On the growth of local intersection multiplicities in holomorphic dynamics
- Series
- CDSNS Colloquium
- Time
- Monday, October 6, 2014 - 11:00 for 1 hour (actually 50 minutes)
- Location
- Skiles 005
- Speaker
- William Gignac – School of Mathematics Georgia Inst. Technology
In this talk, we will discuss a question
posed by Vladimir Arnold some twenty years ago, in a subject he called
"dynamics of intersections." In the simplest setting, the question is
the following: given a (discrete time) holomorphic dynamical system on a
complex manifold X and two holomorphic curves C and D in X which pass
through a fixed point P of the system, how quickly can the local
intersection multiplicies at P of C with the iterates of D grow in time?

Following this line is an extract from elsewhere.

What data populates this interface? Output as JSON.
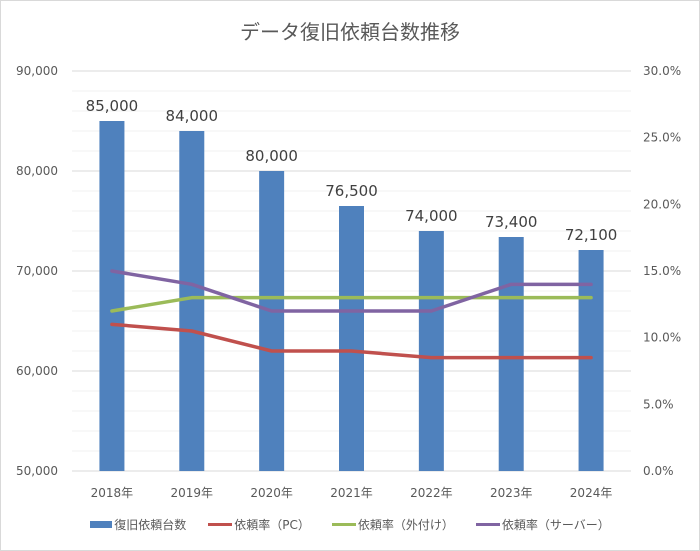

Questions like this arise naturally, for instance, when trying to count
the periodic points of a dynamical system. Arnold conjectured that this
sequence of intersection multiplicities can grow at most exponentially
fast, and in fact we can show this conjecture is true if the curves are
chosen to be suitably generic. However, as we will see, for some (even
very simple) dynamical systems one can choose curves so that the
intersection multiplicities grow as fast as desired. We will see how to
construct such counterexamples to Arnold's conjecture, using geometric
ideas going back to work of Yoshikazu Yamagishi.